The only real mudslinging of the evening came during the closing remarks.
And it came from Lewis.
She pushed Hardy’s idea for an all-party economic council that would end the “divide-and-conquer” approach to governance.
And then Lewis slammed Fentie’s record in Watson Lake, where she is running.
“I have been talking to longtime Yukoners in Watson Lake and I can tell you that, where there should be optimism about our economy, there is great concern,” she said.
“The one major economic boost to the economy of Watson Lake is the delayed and constantly revised construction of a new extended-care facility.”
The town is suffering from depression, a lack of competition and high food prices, she said.
“How does the premier intend to lead the way to solid economic solutions to the territory’s needs when he can’t offer solutions to the economic hardships in his own riding?”
“I’m not going to rebut what I just heard, frankly, because it’s not factual,” he said with a chuckle.
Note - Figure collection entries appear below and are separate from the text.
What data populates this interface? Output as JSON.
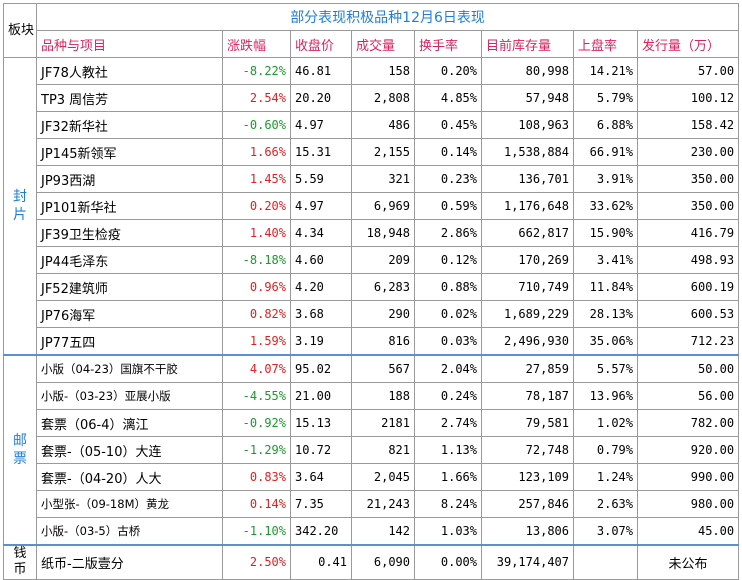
{
  "title": "部分表现积极品种12月6日表现",
  "plate_header": "板块",
  "headers": [
    "品种与项目",
    "涨跌幅",
    "收盘价",
    "成交量",
    "换手率",
    "目前库存量",
    "上盘率",
    "发行量（万）"
  ],
  "sections": [
    {
      "name": "封片",
      "rows": [
        {
          "name": "JF78人教社",
          "change": "-8.22%",
          "dir": "down",
          "close": "46.81",
          "volume": "158",
          "turnover": "0.20%",
          "stock": "80,998",
          "rate": "14.21%",
          "issue": "57.00"
        },
        {
          "name": "TP3 周信芳",
          "change": "2.54%",
          "dir": "up",
          "close": "20.20",
          "volume": "2,808",
          "turnover": "4.85%",
          "stock": "57,948",
          "rate": "5.79%",
          "issue": "100.12"
        },
        {
          "name": "JF32新华社",
          "change": "-0.60%",
          "dir": "down",
          "close": "4.97",
          "volume": "486",
          "turnover": "0.45%",
          "stock": "108,963",
          "rate": "6.88%",
          "issue": "158.42"
        },
        {
          "name": "JP145新领军",
          "change": "1.66%",
          "dir": "up",
          "close": "15.31",
          "volume": "2,155",
          "turnover": "0.14%",
          "stock": "1,538,884",
          "rate": "66.91%",
          "issue": "230.00"
        },
        {
          "name": "JP93西湖",
          "change": "1.45%",
          "dir": "up",
          "close": "5.59",
          "volume": "321",
          "turnover": "0.23%",
          "stock": "136,701",
          "rate": "3.91%",
          "issue": "350.00"
        },
        {
          "name": "JP101新华社",
          "change": "0.20%",
          "dir": "up",
          "close": "4.97",
          "volume": "6,969",
          "turnover": "0.59%",
          "stock": "1,176,648",
          "rate": "33.62%",
          "issue": "350.00"
        },
        {
          "name": "JF39卫生检疫",
          "change": "1.40%",
          "dir": "up",
          "close": "4.34",
          "volume": "18,948",
          "turnover": "2.86%",
          "stock": "662,817",
          "rate": "15.90%",
          "issue": "416.79"
        },
        {
          "name": "JP44毛泽东",
          "change": "-8.18%",
          "dir": "down",
          "close": "4.60",
          "volume": "209",
          "turnover": "0.12%",
          "stock": "170,269",
          "rate": "3.41%",
          "issue": "498.93"
        },
        {
          "name": "JF52建筑师",
          "change": "0.96%",
          "dir": "up",
          "close": "4.20",
          "volume": "6,283",
          "turnover": "0.88%",
          "stock": "710,749",
          "rate": "11.84%",
          "issue": "600.19"
        },
        {
          "name": "JP76海军",
          "change": "0.82%",
          "dir": "up",
          "close": "3.68",
          "volume": "290",
          "turnover": "0.02%",
          "stock": "1,689,229",
          "rate": "28.13%",
          "issue": "600.53"
        },
        {
          "name": "JP77五四",
          "change": "1.59%",
          "dir": "up",
          "close": "3.19",
          "volume": "816",
          "turnover": "0.03%",
          "stock": "2,496,930",
          "rate": "35.06%",
          "issue": "712.23"
        }
      ]
    },
    {
      "name": "邮票",
      "rows": [
        {
          "name": "小版（04-23）国旗不干胶",
          "small": true,
          "change": "4.07%",
          "dir": "up",
          "close": "95.02",
          "volume": "567",
          "turnover": "2.04%",
          "stock": "27,859",
          "rate": "5.57%",
          "issue": "50.00"
        },
        {
          "name": "小版-（03-23）亚展小版",
          "small": true,
          "change": "-4.55%",
          "dir": "down",
          "close": "21.00",
          "volume": "188",
          "turnover": "0.24%",
          "stock": "78,187",
          "rate": "13.96%",
          "issue": "56.00"
        },
        {
          "name": "套票（06-4）漓江",
          "change": "-0.92%",
          "dir": "down",
          "close": "15.13",
          "volume": "2181",
          "turnover": "2.74%",
          "stock": "79,581",
          "rate": "1.02%",
          "issue": "782.00"
        },
        {
          "name": "套票-（05-10）大连",
          "change": "-1.29%",
          "dir": "down",
          "close": "10.72",
          "volume": "821",
          "turnover": "1.13%",
          "stock": "72,748",
          "rate": "0.79%",
          "issue": "920.00"
        },
        {
          "name": "套票-（04-20）人大",
          "change": "0.83%",
          "dir": "up",
          "close": "3.64",
          "volume": "2,045",
          "turnover": "1.66%",
          "stock": "123,109",
          "rate": "1.24%",
          "issue": "990.00"
        },
        {
          "name": "小型张-（09-18M）黄龙",
          "small": true,
          "change": "0.14%",
          "dir": "up",
          "close": "7.35",
          "volume": "21,243",
          "turnover": "8.24%",
          "stock": "257,846",
          "rate": "2.63%",
          "issue": "980.00"
        },
        {
          "name": "小版-（03-5）古桥",
          "small": true,
          "change": "-1.10%",
          "dir": "down",
          "close": "342.20",
          "volume": "142",
          "turnover": "1.03%",
          "stock": "13,806",
          "rate": "3.07%",
          "issue": "45.00"
        }
      ]
    }
  ],
  "currency": {
    "section": "钱币",
    "name": "纸币-二版壹分",
    "change": "2.50%",
    "dir": "up",
    "close": "0.41",
    "volume": "6,090",
    "turnover": "0.00%",
    "stock": "39,174,407",
    "issue": "未公布"
  },
  "colors": {
    "title": "#1f7fd8",
    "header": "#d8245e",
    "up": "#e02020",
    "down": "#1a9a2a",
    "separator": "#5b8fd0"
  }
}
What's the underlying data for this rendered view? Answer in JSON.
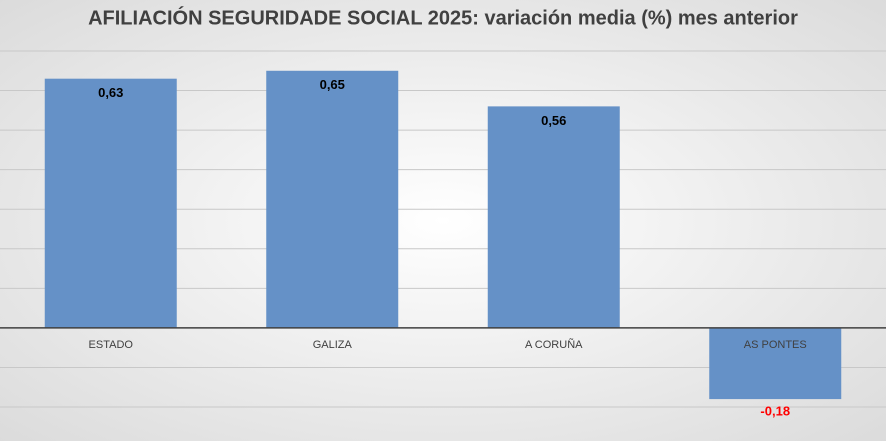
{
  "chart_data": {
    "type": "bar",
    "title": "AFILIACIÓN SEGURIDADE SOCIAL 2025: variación media (%) mes anterior",
    "categories": [
      "ESTADO",
      "GALIZA",
      "A CORUÑA",
      "AS PONTES"
    ],
    "values": [
      0.63,
      0.65,
      0.56,
      -0.18
    ],
    "value_labels": [
      "0,63",
      "0,65",
      "0,56",
      "-0,18"
    ],
    "color": "#6591c7",
    "label_color": "#000000",
    "negative_label_color": "#ff0000",
    "ylim": [
      -0.2,
      0.7
    ],
    "yticks": [
      -0.2,
      -0.1,
      0,
      0.1,
      0.2,
      0.3,
      0.4,
      0.5,
      0.6,
      0.7
    ],
    "grid": true
  }
}
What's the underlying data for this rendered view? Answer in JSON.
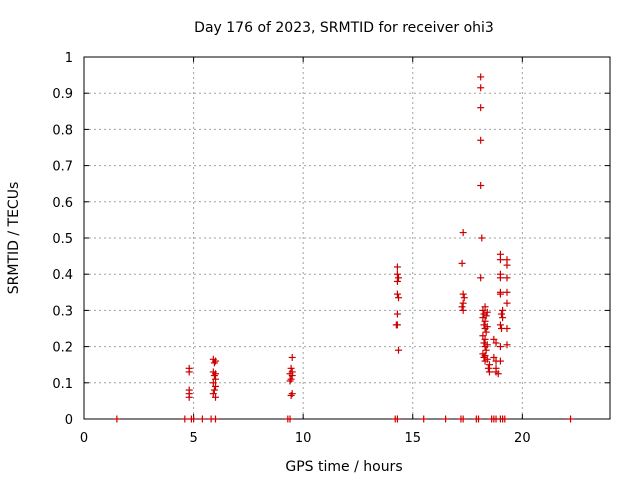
{
  "chart_data": {
    "type": "scatter",
    "title": "Day 176 of 2023, SRMTID for receiver ohi3",
    "xlabel": "GPS time / hours",
    "ylabel": "SRMTID / TECUs",
    "xlim": [
      0,
      24
    ],
    "ylim": [
      0,
      1
    ],
    "xticks": [
      0,
      5,
      10,
      15,
      20
    ],
    "yticks": [
      0,
      0.1,
      0.2,
      0.3,
      0.4,
      0.5,
      0.6,
      0.7,
      0.8,
      0.9,
      1
    ],
    "xtick_labels": [
      "0",
      "5",
      "10",
      "15",
      "20"
    ],
    "ytick_labels": [
      "0",
      "0.1",
      "0.2",
      "0.3",
      "0.4",
      "0.5",
      "0.6",
      "0.7",
      "0.8",
      "0.9",
      "1"
    ],
    "grid": true,
    "marker": "+",
    "color": "#cc0000",
    "series": [
      {
        "name": "SRMTID",
        "points": [
          [
            1.5,
            0
          ],
          [
            4.6,
            0
          ],
          [
            4.9,
            0
          ],
          [
            5.0,
            0
          ],
          [
            5.4,
            0
          ],
          [
            5.8,
            0
          ],
          [
            6.0,
            0
          ],
          [
            9.3,
            0
          ],
          [
            9.4,
            0
          ],
          [
            14.2,
            0
          ],
          [
            14.3,
            0
          ],
          [
            15.5,
            0
          ],
          [
            16.5,
            0
          ],
          [
            17.2,
            0
          ],
          [
            17.3,
            0
          ],
          [
            17.9,
            0
          ],
          [
            18.0,
            0
          ],
          [
            18.6,
            0
          ],
          [
            18.7,
            0
          ],
          [
            18.8,
            0
          ],
          [
            19.0,
            0
          ],
          [
            19.1,
            0
          ],
          [
            19.2,
            0
          ],
          [
            22.2,
            0
          ],
          [
            4.8,
            0.14
          ],
          [
            4.8,
            0.13
          ],
          [
            4.8,
            0.08
          ],
          [
            4.8,
            0.07
          ],
          [
            4.8,
            0.06
          ],
          [
            5.9,
            0.165
          ],
          [
            6.0,
            0.16
          ],
          [
            5.95,
            0.155
          ],
          [
            5.9,
            0.13
          ],
          [
            6.0,
            0.125
          ],
          [
            5.95,
            0.12
          ],
          [
            6.0,
            0.11
          ],
          [
            5.9,
            0.1
          ],
          [
            6.0,
            0.09
          ],
          [
            5.95,
            0.08
          ],
          [
            5.9,
            0.07
          ],
          [
            6.0,
            0.06
          ],
          [
            9.5,
            0.17
          ],
          [
            9.45,
            0.14
          ],
          [
            9.5,
            0.13
          ],
          [
            9.4,
            0.125
          ],
          [
            9.5,
            0.12
          ],
          [
            9.45,
            0.11
          ],
          [
            9.4,
            0.105
          ],
          [
            9.5,
            0.07
          ],
          [
            9.45,
            0.065
          ],
          [
            14.3,
            0.42
          ],
          [
            14.3,
            0.4
          ],
          [
            14.35,
            0.39
          ],
          [
            14.3,
            0.38
          ],
          [
            14.3,
            0.345
          ],
          [
            14.35,
            0.335
          ],
          [
            14.3,
            0.29
          ],
          [
            14.25,
            0.26
          ],
          [
            14.3,
            0.26
          ],
          [
            14.35,
            0.19
          ],
          [
            17.3,
            0.515
          ],
          [
            17.25,
            0.43
          ],
          [
            17.3,
            0.345
          ],
          [
            17.35,
            0.335
          ],
          [
            17.3,
            0.32
          ],
          [
            17.25,
            0.31
          ],
          [
            17.3,
            0.3
          ],
          [
            18.1,
            0.945
          ],
          [
            18.1,
            0.915
          ],
          [
            18.1,
            0.86
          ],
          [
            18.1,
            0.77
          ],
          [
            18.1,
            0.645
          ],
          [
            18.15,
            0.5
          ],
          [
            18.1,
            0.39
          ],
          [
            18.3,
            0.31
          ],
          [
            18.2,
            0.3
          ],
          [
            18.4,
            0.295
          ],
          [
            18.25,
            0.29
          ],
          [
            18.35,
            0.285
          ],
          [
            18.2,
            0.28
          ],
          [
            18.3,
            0.27
          ],
          [
            18.25,
            0.26
          ],
          [
            18.4,
            0.255
          ],
          [
            18.3,
            0.25
          ],
          [
            18.35,
            0.24
          ],
          [
            18.2,
            0.23
          ],
          [
            18.3,
            0.22
          ],
          [
            18.25,
            0.21
          ],
          [
            18.4,
            0.205
          ],
          [
            18.3,
            0.2
          ],
          [
            18.35,
            0.19
          ],
          [
            18.2,
            0.18
          ],
          [
            18.3,
            0.175
          ],
          [
            18.25,
            0.17
          ],
          [
            18.4,
            0.165
          ],
          [
            18.3,
            0.16
          ],
          [
            18.5,
            0.15
          ],
          [
            18.45,
            0.14
          ],
          [
            18.5,
            0.13
          ],
          [
            18.7,
            0.22
          ],
          [
            18.8,
            0.21
          ],
          [
            18.7,
            0.17
          ],
          [
            18.8,
            0.16
          ],
          [
            18.8,
            0.14
          ],
          [
            18.8,
            0.13
          ],
          [
            18.9,
            0.125
          ],
          [
            19.0,
            0.455
          ],
          [
            19.0,
            0.44
          ],
          [
            19.0,
            0.4
          ],
          [
            19.0,
            0.39
          ],
          [
            19.0,
            0.35
          ],
          [
            19.0,
            0.345
          ],
          [
            19.1,
            0.3
          ],
          [
            19.05,
            0.29
          ],
          [
            19.1,
            0.28
          ],
          [
            19.0,
            0.26
          ],
          [
            19.05,
            0.25
          ],
          [
            19.0,
            0.2
          ],
          [
            19.0,
            0.16
          ],
          [
            19.3,
            0.44
          ],
          [
            19.3,
            0.425
          ],
          [
            19.3,
            0.39
          ],
          [
            19.3,
            0.35
          ],
          [
            19.3,
            0.32
          ],
          [
            19.3,
            0.25
          ],
          [
            19.3,
            0.205
          ]
        ]
      }
    ]
  }
}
“In my community we are crying for workers.”
He recalled 2002 when the global cycle of mineral prices was robust, but not reaching the Yukon.
“That has changed today. In fact, today the Yukon has far outdistanced where other jurisdictions are in investment and particularly in the mining sector.
“We went about removing barriers and restoring investor confidence back in the territory.
“The results are evident all around us.”